A: Brooklyn, New York, United States
The color cover of the July 1965 issue of Fortune magazine was the first magazine cover designed using computer graphics, though the editor and designer made not have been aware of that at the time. The cover reproduced a photograph of graphics displayed on a computer screen. Two color filters made the computer image appear in color. On p. 2 of the issue the magazine explained their cover as follows:
"This cover is the first in Fortune's thirty-five years to have been executed wholly by machine— a PDP-1 computer manufactured by Digital Equipment Corp., and loaned to Fortune by Bolt Beranek & Newman Inc. of Cambridge, Massachusetts. The myriad arrows photographed in upward flight across the machine's oscilloscope symbolize the predominant direction of corporate statistics in 1964, while the large, glowing numeral [500] represents the number of companies catalogued in the Directory of the 500 Largest Industrial Corporations. . . ."
On p. 97 editor Duncan Norton-Taylor devoted his monthly column to the cover, writing:
"In the course of events, Fortune's art director, Walter Allner, might have frowned on filling the column at left with an array of abbreviations and figures, for Allner is no man to waste space on uninspired graphics. But these figures are his special brain children. They are the instructions that told a PDP-1 computer how to generate the design on this month's cover. This program was 'written' to Allner's specifications and punched into an eight-channel paper tape by Sanford Libman and John Price, whose interest in art and electronics developed at M.I.T.

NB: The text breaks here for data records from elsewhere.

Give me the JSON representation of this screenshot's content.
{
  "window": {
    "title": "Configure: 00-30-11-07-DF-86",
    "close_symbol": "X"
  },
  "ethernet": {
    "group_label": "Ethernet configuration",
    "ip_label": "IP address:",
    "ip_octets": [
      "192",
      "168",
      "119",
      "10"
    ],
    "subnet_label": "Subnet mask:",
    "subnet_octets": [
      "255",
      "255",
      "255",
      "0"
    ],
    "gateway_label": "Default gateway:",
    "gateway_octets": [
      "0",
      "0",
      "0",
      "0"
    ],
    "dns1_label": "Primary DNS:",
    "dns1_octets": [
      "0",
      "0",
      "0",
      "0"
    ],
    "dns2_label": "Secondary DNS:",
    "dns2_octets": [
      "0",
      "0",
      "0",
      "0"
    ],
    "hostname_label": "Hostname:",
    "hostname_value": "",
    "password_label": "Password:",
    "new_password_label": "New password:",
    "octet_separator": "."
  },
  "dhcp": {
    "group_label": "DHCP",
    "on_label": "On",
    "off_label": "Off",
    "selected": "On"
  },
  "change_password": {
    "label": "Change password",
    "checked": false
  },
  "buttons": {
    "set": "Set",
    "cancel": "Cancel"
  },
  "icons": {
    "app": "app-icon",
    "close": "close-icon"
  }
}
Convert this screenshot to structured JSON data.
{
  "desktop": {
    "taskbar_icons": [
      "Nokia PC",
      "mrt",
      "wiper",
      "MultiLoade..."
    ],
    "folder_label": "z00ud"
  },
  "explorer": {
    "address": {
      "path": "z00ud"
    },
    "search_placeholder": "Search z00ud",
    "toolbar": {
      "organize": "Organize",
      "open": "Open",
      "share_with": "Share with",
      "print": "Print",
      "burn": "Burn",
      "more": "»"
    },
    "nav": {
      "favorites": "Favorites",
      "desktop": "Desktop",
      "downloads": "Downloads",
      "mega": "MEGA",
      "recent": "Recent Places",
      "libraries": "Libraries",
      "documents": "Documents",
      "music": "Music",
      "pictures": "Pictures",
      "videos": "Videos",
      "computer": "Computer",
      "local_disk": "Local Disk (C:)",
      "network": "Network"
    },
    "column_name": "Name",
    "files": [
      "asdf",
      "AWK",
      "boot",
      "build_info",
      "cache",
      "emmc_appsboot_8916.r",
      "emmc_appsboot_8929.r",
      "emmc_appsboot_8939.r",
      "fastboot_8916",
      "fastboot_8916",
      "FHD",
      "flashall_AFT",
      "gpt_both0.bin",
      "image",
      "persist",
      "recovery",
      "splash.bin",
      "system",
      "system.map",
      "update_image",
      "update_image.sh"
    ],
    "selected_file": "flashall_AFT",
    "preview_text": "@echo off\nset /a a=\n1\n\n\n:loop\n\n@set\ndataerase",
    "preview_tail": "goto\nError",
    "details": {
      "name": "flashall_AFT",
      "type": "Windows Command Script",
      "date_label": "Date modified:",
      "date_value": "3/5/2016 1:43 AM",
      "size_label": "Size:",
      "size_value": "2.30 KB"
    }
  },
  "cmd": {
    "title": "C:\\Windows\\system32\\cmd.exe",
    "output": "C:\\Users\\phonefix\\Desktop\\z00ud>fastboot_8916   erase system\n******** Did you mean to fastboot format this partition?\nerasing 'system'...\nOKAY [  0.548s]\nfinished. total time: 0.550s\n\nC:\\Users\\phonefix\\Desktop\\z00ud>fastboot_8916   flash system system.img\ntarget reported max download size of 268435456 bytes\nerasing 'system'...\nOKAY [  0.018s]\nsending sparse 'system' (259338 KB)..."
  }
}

"Generating the design on an oscilloscope and photographing required about three hours of computer time and occupied Price, Allner, and Libman until four one morning. Multiple exposure through two filters added color to the electron tube's glow. . . .
"Walter Allner was born in Dessau, Germany. He studied at the Bauhaus-Dessau under Josef Albers, Vasily Kandinsky, and Paul Klee. . . .
"Allner confesses to certain misgivings about teaching the PDP-1 computer too much about Fortune cover design, but adds, philosophically: 'If the computer puts art directors out of work, I'll at least have had some on-the-job training as a design-machine programer [sic]."
Herzogenrath & Nierhoff-Wielk, Ex Machina—Frühe Computergrafik bis 1979. Ex Machina—Early Computer Graphics up to 1978 (2007) 243.